Sat 10 October 2015
With the recent announcement that AWS Lambda now supports Python, I decided to take a look at using it for geospatial data processing.
Previously, I had built queue-based systems with Celery that allow you to run discrete processing tasks in parallel on AWS infrastructure. Just start up as many workers on EC2 instances as you need, set up a broker and a results store, add jobs to the queue and collect the results. The problem with this system is that you have to manage all of the infrastructure and services yourself.
Ideally you wouldn't need to worry about infrastructure at all. That is the promise of AWS Lambda. Lambda can respond to events, fire up a worker and run the task without you needing to worry about provisioning a server. This is especially nice for sporadic work loads in response to events like user-uploaded data where you need to scale up or down regularly.
The reality of AWS Lambda is that you do need to worry about infrastructure in a different way. The constraints of the runtime environment mean that you need to get creative if you're doing anything beyond the basics. If your task relies on compiled code, either Python C extensions or shared libraries, you have to jump through some hoops. And for any geo data processing you are going to use a good amount of compiled code to call into C libs (see numpy, rasterio, GDAL, geopandas, Fiona, and so on)
This article describes my approach to solving the problem of running Python with calls to native code on AWS Lambda.
Outline
The short version goes like this:
- Start an EC2 instance using the official Amazon Linux AMI (based on Red Hat Enterprise Linux)
- On the EC2 insance, Build any shared libries from source.
- Create a virtualenv with all your python dependecies.
- Write a python handler function to respond to events and interact with other parts of AWS (e.g. fetch data from S3)
- Write a python worker, as a command line interface, to process the data
- Bundle the virtualenv, your code and the binary libs into a zip file
- Publish the zip file to AWS Lambda
The deployment process is a bit clunky but the benefit is that, once it works, you don't have any servers to manage!
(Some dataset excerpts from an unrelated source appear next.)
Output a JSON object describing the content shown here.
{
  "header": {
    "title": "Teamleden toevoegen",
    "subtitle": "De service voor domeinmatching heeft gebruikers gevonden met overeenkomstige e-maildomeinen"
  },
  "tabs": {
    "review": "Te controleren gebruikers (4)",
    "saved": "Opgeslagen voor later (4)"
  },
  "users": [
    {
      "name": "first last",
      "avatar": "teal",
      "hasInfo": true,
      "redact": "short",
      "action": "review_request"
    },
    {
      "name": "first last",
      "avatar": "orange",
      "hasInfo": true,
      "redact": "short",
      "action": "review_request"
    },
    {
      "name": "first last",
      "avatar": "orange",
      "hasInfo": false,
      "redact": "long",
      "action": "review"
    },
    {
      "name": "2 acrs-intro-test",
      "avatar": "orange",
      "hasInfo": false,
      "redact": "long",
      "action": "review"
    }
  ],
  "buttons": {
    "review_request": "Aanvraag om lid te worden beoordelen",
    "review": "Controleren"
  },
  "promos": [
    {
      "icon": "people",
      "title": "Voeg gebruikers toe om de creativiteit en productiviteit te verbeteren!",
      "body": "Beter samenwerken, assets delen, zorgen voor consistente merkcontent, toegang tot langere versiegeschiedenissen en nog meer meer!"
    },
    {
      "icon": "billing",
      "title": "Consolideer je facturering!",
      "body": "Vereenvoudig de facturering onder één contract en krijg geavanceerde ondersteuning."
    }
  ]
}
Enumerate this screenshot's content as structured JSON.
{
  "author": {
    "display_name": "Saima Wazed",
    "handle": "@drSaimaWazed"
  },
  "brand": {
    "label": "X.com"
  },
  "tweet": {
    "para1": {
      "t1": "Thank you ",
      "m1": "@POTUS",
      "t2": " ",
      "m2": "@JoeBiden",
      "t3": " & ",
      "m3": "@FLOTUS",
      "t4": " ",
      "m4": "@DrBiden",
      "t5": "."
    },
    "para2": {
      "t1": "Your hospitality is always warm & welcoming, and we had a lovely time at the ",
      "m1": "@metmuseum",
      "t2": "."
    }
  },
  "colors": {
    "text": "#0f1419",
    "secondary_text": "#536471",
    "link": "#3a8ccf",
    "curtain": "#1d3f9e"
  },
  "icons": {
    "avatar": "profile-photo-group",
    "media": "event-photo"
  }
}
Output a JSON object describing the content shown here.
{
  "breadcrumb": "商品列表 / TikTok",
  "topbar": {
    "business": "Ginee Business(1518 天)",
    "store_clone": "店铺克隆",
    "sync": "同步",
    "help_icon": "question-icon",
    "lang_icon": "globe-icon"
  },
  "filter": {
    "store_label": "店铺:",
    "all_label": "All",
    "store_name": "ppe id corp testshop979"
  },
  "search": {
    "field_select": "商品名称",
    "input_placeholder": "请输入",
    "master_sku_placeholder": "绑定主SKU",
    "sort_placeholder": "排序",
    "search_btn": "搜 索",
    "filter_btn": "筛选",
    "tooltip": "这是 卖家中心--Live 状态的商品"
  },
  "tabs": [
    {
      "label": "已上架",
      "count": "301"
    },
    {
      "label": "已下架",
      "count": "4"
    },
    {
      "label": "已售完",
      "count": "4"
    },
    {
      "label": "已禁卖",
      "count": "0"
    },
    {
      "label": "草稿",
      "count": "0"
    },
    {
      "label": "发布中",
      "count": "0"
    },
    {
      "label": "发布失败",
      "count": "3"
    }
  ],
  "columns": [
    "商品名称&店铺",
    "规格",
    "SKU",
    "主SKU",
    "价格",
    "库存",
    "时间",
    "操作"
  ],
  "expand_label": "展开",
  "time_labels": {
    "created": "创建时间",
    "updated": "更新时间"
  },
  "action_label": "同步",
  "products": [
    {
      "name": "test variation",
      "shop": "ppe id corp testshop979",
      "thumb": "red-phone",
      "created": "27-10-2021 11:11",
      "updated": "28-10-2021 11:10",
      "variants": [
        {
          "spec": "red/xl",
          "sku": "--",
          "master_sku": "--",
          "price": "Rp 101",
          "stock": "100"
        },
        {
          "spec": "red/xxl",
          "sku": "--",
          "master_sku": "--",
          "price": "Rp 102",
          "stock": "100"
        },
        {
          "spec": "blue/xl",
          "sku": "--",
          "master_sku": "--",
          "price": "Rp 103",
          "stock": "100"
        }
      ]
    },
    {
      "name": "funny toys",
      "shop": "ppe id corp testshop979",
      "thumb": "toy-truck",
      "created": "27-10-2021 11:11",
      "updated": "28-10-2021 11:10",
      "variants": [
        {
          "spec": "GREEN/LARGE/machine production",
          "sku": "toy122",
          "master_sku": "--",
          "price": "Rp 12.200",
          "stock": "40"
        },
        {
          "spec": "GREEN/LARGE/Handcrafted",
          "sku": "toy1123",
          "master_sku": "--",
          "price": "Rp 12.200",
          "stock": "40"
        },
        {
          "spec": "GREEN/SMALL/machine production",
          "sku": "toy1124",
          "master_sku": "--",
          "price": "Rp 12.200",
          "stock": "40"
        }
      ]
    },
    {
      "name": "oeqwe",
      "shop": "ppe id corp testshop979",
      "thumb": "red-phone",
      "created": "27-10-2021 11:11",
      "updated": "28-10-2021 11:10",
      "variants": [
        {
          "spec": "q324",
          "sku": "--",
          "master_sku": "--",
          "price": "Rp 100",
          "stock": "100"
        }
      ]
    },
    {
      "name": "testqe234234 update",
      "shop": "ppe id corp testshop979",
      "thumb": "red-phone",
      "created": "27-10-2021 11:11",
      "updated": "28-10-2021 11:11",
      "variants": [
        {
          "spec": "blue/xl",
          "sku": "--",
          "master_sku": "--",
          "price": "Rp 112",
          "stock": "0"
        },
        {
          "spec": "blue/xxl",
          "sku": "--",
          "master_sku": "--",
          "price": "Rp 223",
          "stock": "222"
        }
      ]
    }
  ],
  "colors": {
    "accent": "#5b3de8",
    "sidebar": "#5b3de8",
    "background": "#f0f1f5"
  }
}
A fair tradeoff IMO.
The process will take a raster dataset uploaded to the input s3 bucket
and automatically extract the shape of the valid data region, placing the resulting GeoJSON in the output s3 bucket.
Start EC2
Under the hood, your Lambda functions are running on EC2 with Amazon Linux. You don't have to think about that at runtime but, if you're calling native compiled code, it needs to be compiled on a similar OS. Theoretically you could do this with your own version of RHEL or CentOS but to be safe it's easier to use the official Amazon Linux since we know that's the exact environment our code will be run in.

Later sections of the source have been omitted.